Senate investigators hot on the trail of potential collusion between Russia and Donald Trump are turning to a little known Treasury Department database that could provide evidence of criminal money laundering.


The Treasury Department's Financial Crimes Enforcement Network (FinCEN) is a huge database of financial transactions that indicate possible money laundering. Under the Bank Secrecy Act, US financial institutions are required to notify the Treasury Department of any such transactions.

"It goes to the old adage of 'follow the money.' If there was collusion between the Russians and members of the Trump campaign, was it for free, or was there some exchange of moneys or payments from foreign governments?" Notre Dame Law School Professor Jimmy Gurulé told NPR.

As NPR noted, "Trump made much of his fortune in real estate and gaming, two industries that have been notorious venues for money laundering."

Professor Gurulé had oversight responsibility for FinCEN when he served as Under Secretary for Enforcement at the Treasury Department. He is an internationally recognized expert in the field of anti-money laundering.

"If I was involved with some criminal wrongdoing related to this investigation, this would make me very nervous," Professor Gurulé says of the FinCEN database of possible money laundering transactions.

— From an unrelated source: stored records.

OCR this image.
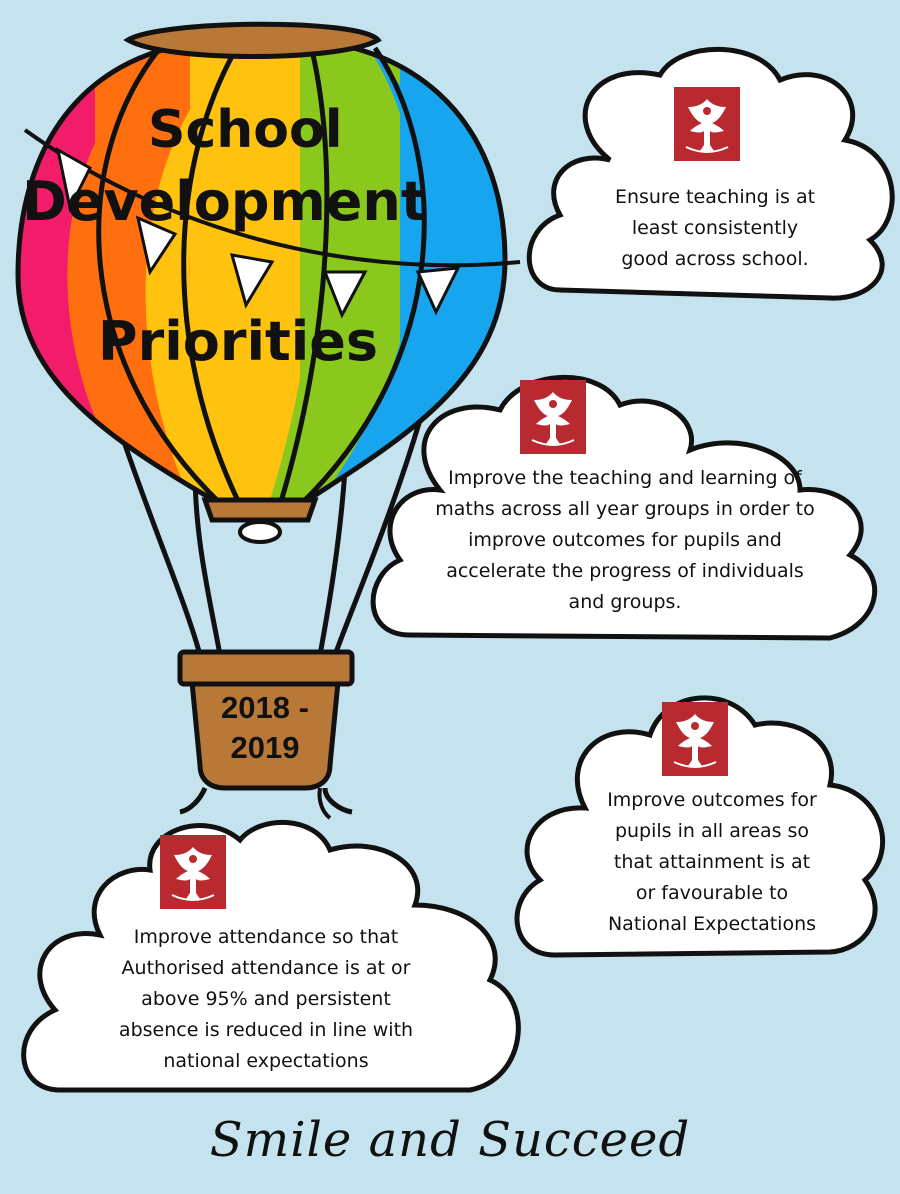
School
Development
Priorities
2018 -
2019
Ensure teaching is at
least consistently
good across school.
Improve the teaching and learning of
maths across all year groups in order to
improve outcomes for pupils and
accelerate the progress of individuals
and groups.
Improve outcomes for
pupils in all areas so
that attainment is at
or favourable to
National Expectations
Improve attendance so that
Authorised attendance is at or
above 95% and persistent
absence is reduced in line with
national expectations
Smile and Succeed
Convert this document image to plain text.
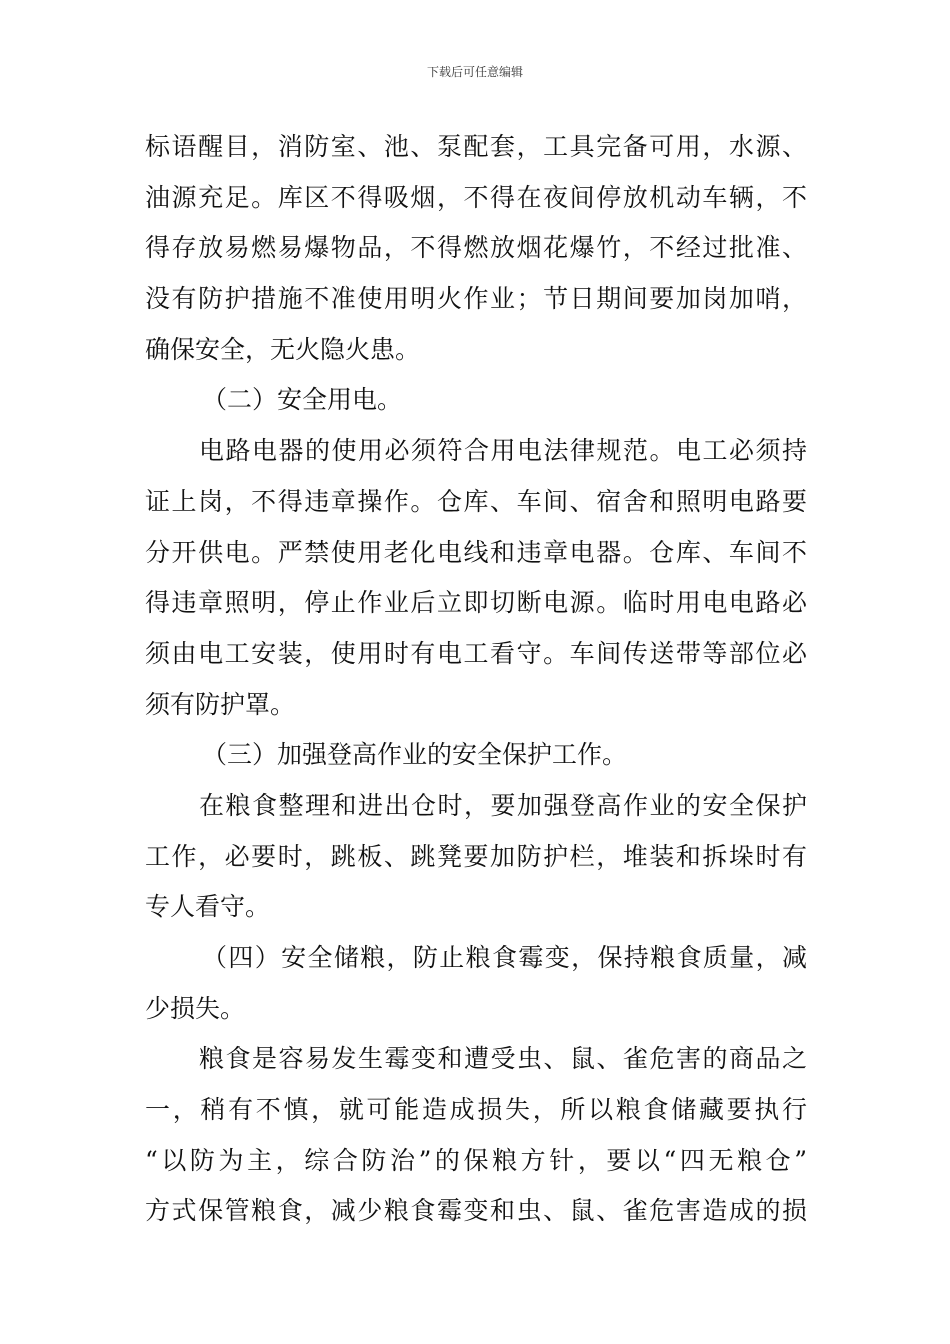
下载后可任意编辑
标语醒目，消防室、池、泵配套，工具完备可用，水源、
油源充足。库区不得吸烟，不得在夜间停放机动车辆，不
得存放易燃易爆物品，不得燃放烟花爆竹，不经过批准、
没有防护措施不准使用明火作业；节日期间要加岗加哨，
确保安全，无火隐火患。
（二）安全用电。
电路电器的使用必须符合用电法律规范。电工必须持
证上岗，不得违章操作。仓库、车间、宿舍和照明电路要
分开供电。严禁使用老化电线和违章电器。仓库、车间不
得违章照明，停止作业后立即切断电源。临时用电电路必
须由电工安装，使用时有电工看守。车间传送带等部位必
须有防护罩。
（三）加强登高作业的安全保护工作。
在粮食整理和进出仓时，要加强登高作业的安全保护
工作，必要时，跳板、跳凳要加防护栏，堆装和拆垛时有
专人看守。
（四）安全储粮，防止粮食霉变，保持粮食质量，减
少损失。
粮食是容易发生霉变和遭受虫、鼠、雀危害的商品之
一，稍有不慎，就可能造成损失，所以粮食储藏要执行
“以防为主，综合防治”的保粮方针，要以“四无粮仓”
方式保管粮食，减少粮食霉变和虫、鼠、雀危害造成的损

"These make for attractive landing pads, if, say, you're a suspicious person wanted for criminal activity in your home country and you actually need a place to cool your jets," explained Mark Hays, who heads the anti-money-laundering campaign at the nonprofit Global Witness. "You make the purchase real estate person says, 'Who owns this company?' It's so-and-so LLC. 'Well, who owns that?' That's not on the record. No one knows that."

Last week, Senator Ron Wyden (D-Oregon) also focused on potential money laundering when questioning acting FBI Director Andrew McCabe.

“We hear stories about Deutsche Bank, Bank of Cyprus, shell companies, Moldova, the British Virgin Islands,” Wyden said. “I’d like to get your sense, because I am over my time, Director McCabe, what should we be most concerned about with respect to illicit Russian money and its potential to be laundered on its way to the United States?”

McCabe told Senator Wyden he couldn't speak about such aspects of the investigation in a public setting, but agreed those issues also concerned the FBI agents working the investigation.